“. . .but the Lord laughs at the wicked,
for he knows their day is coming.”
I don’t remember things like this happening when I was younger, but more and more these days it seems that the victims of violent crime are given opportunity in court, once the verdict is set, to speak to the guilty. It’s not an exercise I enjoy watching. No matter how despicable the crimes, those frequently emotional diatribes don’t offer much joy. Venting may feel good, but most often, it’s not pretty because vengeance in the human spirit, no matter how understandable, is almost always unbecoming. Witness the war in Gaza.
Maybe if it was my daughter or grandson who was murdered, I would see it differently. Maybe if I’d suffered as some have, I’d want to take a few shots myself.
I hope and pray I never find myself in that position.
It’s anthropomorphic—this line in David’s psalm. One can’t help but get the impression that a smirking God is exactly the kind of deity David would like to believe in because, he is himself snickering at the plight of the wicked. The whole movement of this part of this psalm is to assert dramatically and unforgettably just exactly how far the righteous stand apart from the wicked: the meek get joy and bounty; the evil get hell. That’s why God laughs, David says. He knows what it’s going to be like when he turns up the heat.
I like the image of God laughing, but I’m uneasy at why, in David’s description he is in full guffaw, in part because God seems, well, almost disinterested—as if the drama unfolding in front of him is theater, as if he’s even entertained by what goes on in his creation, a season-ticket holder at the pageant of this world’s ordinary life.

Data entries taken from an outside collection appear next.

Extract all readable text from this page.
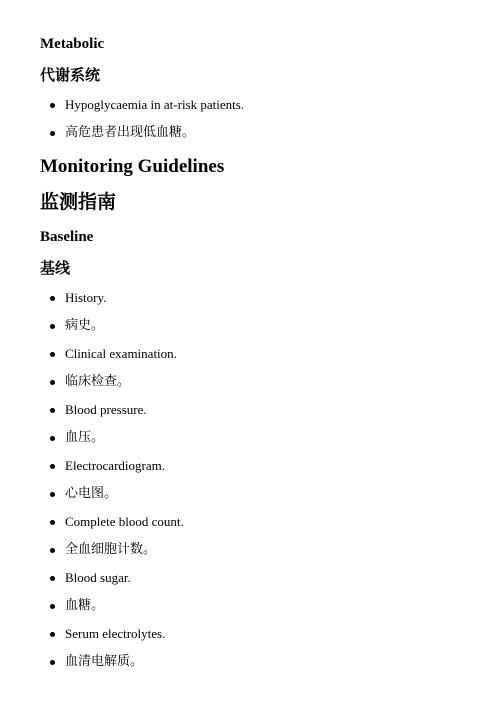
Metabolic
代谢系统

Hypoglycaemia in at-risk patients.

高危患者出现低血糖。

Monitoring Guidelines
监测指南
Baseline
基线

History.

病史。

Clinical examination.

临床检查。

Blood pressure.

血压。

Electrocardiogram.

心电图。

Complete blood count.

全血细胞计数。

Blood sugar.

血糖。

Serum electrolytes.

血清电解质。
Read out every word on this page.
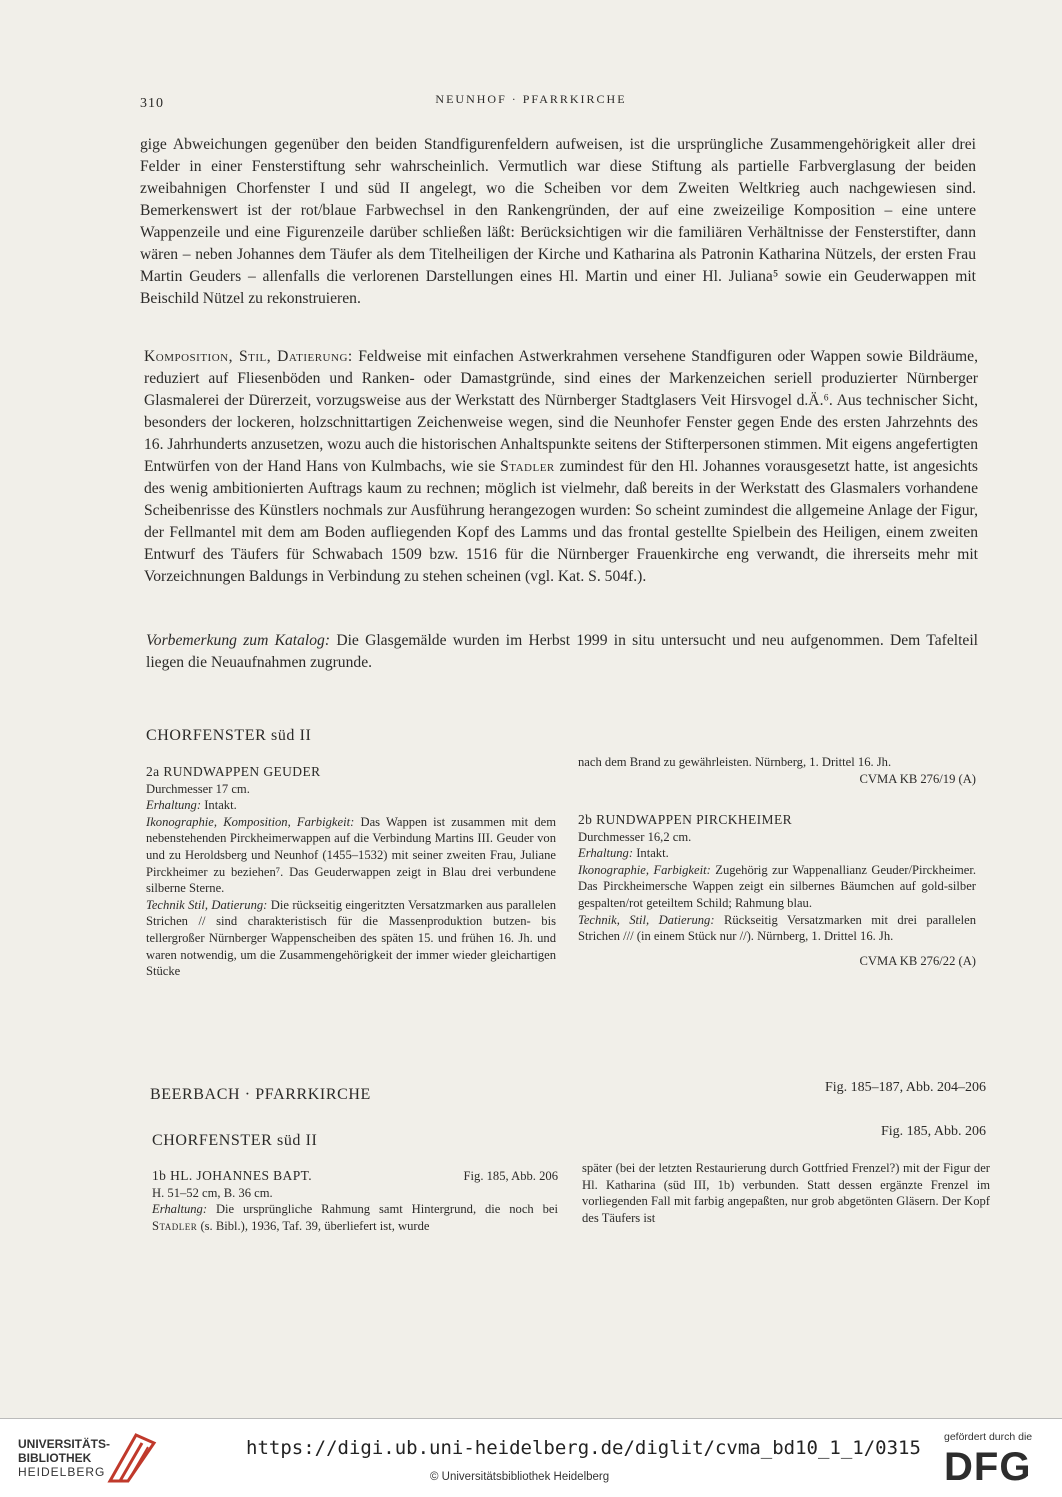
310	NEUNHOF · PFARRKIRCHE
gige Abweichungen gegenüber den beiden Standfigurenfeldern aufweisen, ist die ursprüngliche Zusammengehörigkeit aller drei Felder in einer Fensterstiftung sehr wahrscheinlich. Vermutlich war diese Stiftung als partielle Farbverglasung der beiden zweibahnigen Chorfenster I und süd II angelegt, wo die Scheiben vor dem Zweiten Weltkrieg auch nachgewiesen sind. Bemerkenswert ist der rot/blaue Farbwechsel in den Rankengründen, der auf eine zweizeilige Komposition – eine untere Wappenzeile und eine Figurenzeile darüber schließen läßt: Berücksichtigen wir die familiären Verhältnisse der Fensterstifter, dann wären – neben Johannes dem Täufer als dem Titelheiligen der Kirche und Katharina als Patronin Katharina Nützels, der ersten Frau Martin Geuders – allenfalls die verlorenen Darstellungen eines Hl. Martin und einer Hl. Juliana⁵ sowie ein Geuderwappen mit Beischild Nützel zu rekonstruieren.
Komposition, Stil, Datierung: Feldweise mit einfachen Astwerkrahmen versehene Standfiguren oder Wappen sowie Bildräume, reduziert auf Fliesenböden und Ranken- oder Damastgründe, sind eines der Markenzeichen seriell produzierter Nürnberger Glasmalerei der Dürerzeit, vorzugsweise aus der Werkstatt des Nürnberger Stadtglasers Veit Hirsvogel d.Ä.⁶. Aus technischer Sicht, besonders der lockeren, holzschnittartigen Zeichenweise wegen, sind die Neunhofer Fenster gegen Ende des ersten Jahrzehnts des 16. Jahrhunderts anzusetzen, wozu auch die historischen Anhaltspunkte seitens der Stifterpersonen stimmen. Mit eigens angefertigten Entwürfen von der Hand Hans von Kulmbachs, wie sie Stadler zumindest für den Hl. Johannes vorausgesetzt hatte, ist angesichts des wenig ambitionierten Auftrags kaum zu rechnen; möglich ist vielmehr, daß bereits in der Werkstatt des Glasmalers vorhandene Scheibenrisse des Künstlers nochmals zur Ausführung herangezogen wurden: So scheint zumindest die allgemeine Anlage der Figur, der Fellmantel mit dem am Boden aufliegenden Kopf des Lamms und das frontal gestellte Spielbein des Heiligen, einem zweiten Entwurf des Täufers für Schwabach 1509 bzw. 1516 für die Nürnberger Frauenkirche eng verwandt, die ihrerseits mehr mit Vorzeichnungen Baldungs in Verbindung zu stehen scheinen (vgl. Kat. S. 504f.).
Vorbemerkung zum Katalog: Die Glasgemälde wurden im Herbst 1999 in situ untersucht und neu aufgenommen. Dem Tafelteil liegen die Neuaufnahmen zugrunde.
CHORFENSTER süd II
2a RUNDWAPPEN GEUDER
Durchmesser 17 cm.
Erhaltung: Intakt.
Ikonographie, Komposition, Farbigkeit: Das Wappen ist zusammen mit dem nebenstehenden Pirckheimerwappen auf die Verbindung Martins III. Geuder von und zu Heroldsberg und Neunhof (1455–1532) mit seiner zweiten Frau, Juliane Pirckheimer zu beziehen⁷. Das Geuderwappen zeigt in Blau drei verbundene silberne Sterne.
Technik Stil, Datierung: Die rückseitig eingeritzten Versatzmarken aus parallelen Strichen // sind charakteristisch für die Massenproduktion butzen- bis tellergroßer Nürnberger Wappenscheiben des späten 15. und frühen 16. Jh. und waren notwendig, um die Zusammengehörigkeit der immer wieder gleichartigen Stücke
nach dem Brand zu gewährleisten. Nürnberg, 1. Drittel 16. Jh.
CVMA KB 276/19 (A)
2b RUNDWAPPEN PIRCKHEIMER
Durchmesser 16,2 cm.
Erhaltung: Intakt.
Ikonographie, Farbigkeit: Zugehörig zur Wappenallianz Geuder/Pirckheimer. Das Pirckheimersche Wappen zeigt ein silbernes Bäumchen auf gold-silber gespalten/rot geteiltem Schild; Rahmung blau.
Technik, Stil, Datierung: Rückseitig Versatzmarken mit drei parallelen Strichen /// (in einem Stück nur //). Nürnberg, 1. Drittel 16. Jh.
CVMA KB 276/22 (A)
BEERBACH · PFARRKIRCHE	Fig. 185–187, Abb. 204–206
CHORFENSTER süd II
Fig. 185, Abb. 206
1b HL. JOHANNES BAPT.	Fig. 185, Abb. 206
H. 51–52 cm, B. 36 cm.
Erhaltung: Die ursprüngliche Rahmung samt Hintergrund, die noch bei Stadler (s. Bibl.), 1936, Taf. 39, überliefert ist, wurde
später (bei der letzten Restaurierung durch Gottfried Frenzel?) mit der Figur der Hl. Katharina (süd III, 1b) verbunden. Statt dessen ergänzte Frenzel im vorliegenden Fall mit farbig angepaßten, nur grob abgetönten Gläsern. Der Kopf des Täufers ist
UNIVERSITÄTS-
BIBLIOTHEK
HEIDELBERG
https://digi.ub.uni-heidelberg.de/diglit/cvma_bd10_1_1/0315
© Universitätsbibliothek Heidelberg
gefördert durch die
DFG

It’s impossible to say that God doesn’t do what David says he does in this verse, and therefore wrong to assume that this is simply poetic license. I know enough of God to know that I'm nowhere near to knowing everythhing. I rather like the Lakota idea of Wakan Tanka as “the Great Mystery.”

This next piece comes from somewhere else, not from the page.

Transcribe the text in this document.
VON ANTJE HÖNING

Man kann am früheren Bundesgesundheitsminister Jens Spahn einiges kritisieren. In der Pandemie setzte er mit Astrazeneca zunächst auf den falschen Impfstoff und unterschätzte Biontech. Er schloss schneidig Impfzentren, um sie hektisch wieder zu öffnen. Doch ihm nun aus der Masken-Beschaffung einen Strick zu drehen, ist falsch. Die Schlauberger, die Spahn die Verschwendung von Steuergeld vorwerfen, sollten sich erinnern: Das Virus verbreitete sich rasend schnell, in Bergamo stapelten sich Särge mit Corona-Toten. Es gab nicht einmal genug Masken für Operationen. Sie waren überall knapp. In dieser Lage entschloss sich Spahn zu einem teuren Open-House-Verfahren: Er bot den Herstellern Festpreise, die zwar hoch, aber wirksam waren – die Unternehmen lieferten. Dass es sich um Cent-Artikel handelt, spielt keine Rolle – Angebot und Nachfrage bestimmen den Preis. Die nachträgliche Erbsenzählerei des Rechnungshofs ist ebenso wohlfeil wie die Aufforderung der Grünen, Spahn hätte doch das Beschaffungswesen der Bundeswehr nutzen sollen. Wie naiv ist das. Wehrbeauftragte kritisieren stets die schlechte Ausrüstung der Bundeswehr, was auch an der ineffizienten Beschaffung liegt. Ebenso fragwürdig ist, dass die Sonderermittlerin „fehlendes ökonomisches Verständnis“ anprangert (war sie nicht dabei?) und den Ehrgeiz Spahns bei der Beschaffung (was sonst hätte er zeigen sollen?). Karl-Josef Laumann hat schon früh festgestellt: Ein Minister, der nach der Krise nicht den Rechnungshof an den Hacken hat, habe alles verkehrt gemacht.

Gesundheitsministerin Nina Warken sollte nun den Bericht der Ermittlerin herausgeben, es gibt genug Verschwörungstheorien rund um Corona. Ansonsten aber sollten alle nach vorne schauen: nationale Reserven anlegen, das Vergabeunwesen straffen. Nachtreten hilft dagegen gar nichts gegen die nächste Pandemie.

And I am quite sure—because I’m human—that I could feel just like those murder victim’s mothers and fathers and husbands and wives, standing up there in front of the victim’s killer, wailing away. I know I could feel exactly what David does.
When the Allied liberators stumbled on the concentration camp at Dachau, what happened wasn’t pretty. The skeletal prisoners—the living and the dead—were such a horrifying shock to the liberators that ordinary soldiers became cold-blooded killers. There are reports of GIs giving prisoners their machine guns and simply allowing them to kill the hated Nazi guards. All of that—especially if you’ve seen boxcars loaded with corpses—is somehow perfectly understandable. But was it right?
Does God giggle at evil men and women? I honestly don’t know. Maybe he does.
David’s giving him that human characteristic offers us—me too—some human joy, but I wonder if we’re not finding out more about King David, God’s beloved, than we are the nature of the Lord of Hosts, because I hope that my God doesn’t snicker at sinners.